Jérôme Coutant : La ville on peut toujours y revenir : demain, on peut décider de casser une rue et refaire autre chose. Mais avec le Grand Paris Express, on ne pourra pas. C’est aussi pour ça que ce projet est un laboratoire. Au tout début des études de conception du métro, nous nous sommes posé la question du cheminement des câbles de fibre optique. On peut évidemment disposer les câbles sur des crochets, mais les opérateurs télécoms nous ont dit qu’ils préféraient ne pas intervenir dans l’espace occupé par les trains, et on les comprend. D’où l’idée de disposer les câbles dans des fourreaux et de placer ceux-ci dans le béton sous les voies du métro ou le long des voies. Par ailleurs, dans 30 ou 50 ans, les usages numériques dans le métro auront radicalement évolué. Mis à part la fibre optique qui a une très forte pérennité, on sait déjà que les technologies de transmission vont évoluer et se multiplier. Le Li-Fi est déjà un bon exemple.
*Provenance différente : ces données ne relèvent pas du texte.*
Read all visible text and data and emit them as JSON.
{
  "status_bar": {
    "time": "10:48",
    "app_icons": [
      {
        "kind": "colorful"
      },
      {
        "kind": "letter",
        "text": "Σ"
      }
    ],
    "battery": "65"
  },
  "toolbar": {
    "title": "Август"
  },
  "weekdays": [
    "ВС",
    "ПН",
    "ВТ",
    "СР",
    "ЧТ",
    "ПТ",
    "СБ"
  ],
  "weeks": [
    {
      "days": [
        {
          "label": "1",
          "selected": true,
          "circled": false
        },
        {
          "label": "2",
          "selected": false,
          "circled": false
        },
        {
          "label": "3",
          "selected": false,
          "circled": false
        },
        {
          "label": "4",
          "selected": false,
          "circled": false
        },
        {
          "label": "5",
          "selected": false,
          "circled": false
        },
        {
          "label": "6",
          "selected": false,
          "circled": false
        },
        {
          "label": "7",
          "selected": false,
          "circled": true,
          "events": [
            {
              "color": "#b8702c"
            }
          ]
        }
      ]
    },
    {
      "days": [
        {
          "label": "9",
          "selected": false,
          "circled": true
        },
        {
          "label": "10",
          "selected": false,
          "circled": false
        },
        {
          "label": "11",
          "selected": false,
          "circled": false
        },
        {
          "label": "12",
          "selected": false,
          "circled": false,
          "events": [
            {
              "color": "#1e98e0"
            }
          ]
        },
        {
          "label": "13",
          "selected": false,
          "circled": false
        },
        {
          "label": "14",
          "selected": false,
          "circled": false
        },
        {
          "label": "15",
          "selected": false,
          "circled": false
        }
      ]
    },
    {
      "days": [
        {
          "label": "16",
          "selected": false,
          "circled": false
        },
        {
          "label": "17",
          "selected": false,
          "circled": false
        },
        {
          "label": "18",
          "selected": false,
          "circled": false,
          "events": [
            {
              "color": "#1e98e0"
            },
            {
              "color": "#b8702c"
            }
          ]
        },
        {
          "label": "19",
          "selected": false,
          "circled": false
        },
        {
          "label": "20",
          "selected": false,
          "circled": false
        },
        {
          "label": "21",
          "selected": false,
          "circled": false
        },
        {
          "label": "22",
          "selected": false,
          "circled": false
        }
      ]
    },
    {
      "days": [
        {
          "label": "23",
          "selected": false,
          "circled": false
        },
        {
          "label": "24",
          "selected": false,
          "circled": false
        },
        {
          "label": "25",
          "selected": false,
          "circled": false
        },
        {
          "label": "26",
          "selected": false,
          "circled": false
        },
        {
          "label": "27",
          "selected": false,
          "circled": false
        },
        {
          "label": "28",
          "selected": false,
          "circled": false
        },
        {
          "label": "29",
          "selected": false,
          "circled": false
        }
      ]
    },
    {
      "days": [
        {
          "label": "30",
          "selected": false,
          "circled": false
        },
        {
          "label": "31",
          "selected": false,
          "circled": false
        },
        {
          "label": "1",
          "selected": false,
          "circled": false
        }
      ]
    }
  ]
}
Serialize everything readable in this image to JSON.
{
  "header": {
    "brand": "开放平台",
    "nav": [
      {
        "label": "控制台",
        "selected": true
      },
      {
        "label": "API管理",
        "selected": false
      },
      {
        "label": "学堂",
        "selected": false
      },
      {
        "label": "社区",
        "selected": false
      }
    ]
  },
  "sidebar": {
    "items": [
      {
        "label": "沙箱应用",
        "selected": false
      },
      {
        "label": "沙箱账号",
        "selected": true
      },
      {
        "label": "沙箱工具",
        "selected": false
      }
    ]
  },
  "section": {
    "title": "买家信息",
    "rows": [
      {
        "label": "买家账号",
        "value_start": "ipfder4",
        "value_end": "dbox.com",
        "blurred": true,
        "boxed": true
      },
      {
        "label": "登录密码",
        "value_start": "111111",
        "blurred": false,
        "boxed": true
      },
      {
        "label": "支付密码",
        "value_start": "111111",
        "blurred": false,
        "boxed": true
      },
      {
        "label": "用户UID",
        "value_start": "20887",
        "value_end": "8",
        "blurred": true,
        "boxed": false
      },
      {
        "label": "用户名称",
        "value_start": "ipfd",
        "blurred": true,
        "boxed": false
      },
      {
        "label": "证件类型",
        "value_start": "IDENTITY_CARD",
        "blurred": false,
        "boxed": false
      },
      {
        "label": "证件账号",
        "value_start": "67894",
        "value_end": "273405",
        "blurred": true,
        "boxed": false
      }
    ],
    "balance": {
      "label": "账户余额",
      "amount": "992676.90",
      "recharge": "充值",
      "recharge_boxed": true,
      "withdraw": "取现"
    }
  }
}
Pour faire bénéficier les voyageurs de ces vagues d’innovation qui vont se succéder, il faudra pouvoir accueillir de nouveaux équipements et de nouveaux acteurs. Il faudra donc des espaces sécurisés, raccordés en énergie et en fibre optique. Après avoir pris l’avis d’un très grand nombre d’acteurs technologiques, c’est ce que nous avons prévu dans chacune des 68 gares et dans la plupart des puits de sécurité tous les 800 mètres. Tout ceci pour dire que, bien qu’étant différents, les sujets de l’infrastructure et de l’usage doivent être pensés et planifiés – si tant est que cela soit possible dans le cas des usages – de manière indépendante. Pour les usages, le terme de « planifier » n’est pas le bon d’ailleurs : il faut plutôt les rendre possibles par un processus d’innovation ouverte, en permettant aux développeurs et designers de services de s’approprier cette plateforme numérique que constituera le métro. Les services seront imaginés au fur et à mesure, suivant les besoins que rencontreront les voyageurs. Mais les mesures conservatoires, elles, doivent être prises dès le départ. C’est une lourde responsabilité.

La ville intelligente transpose-t-elle les concepts de transversalité et de « management horizontal agile » dans la vie quotidienne ?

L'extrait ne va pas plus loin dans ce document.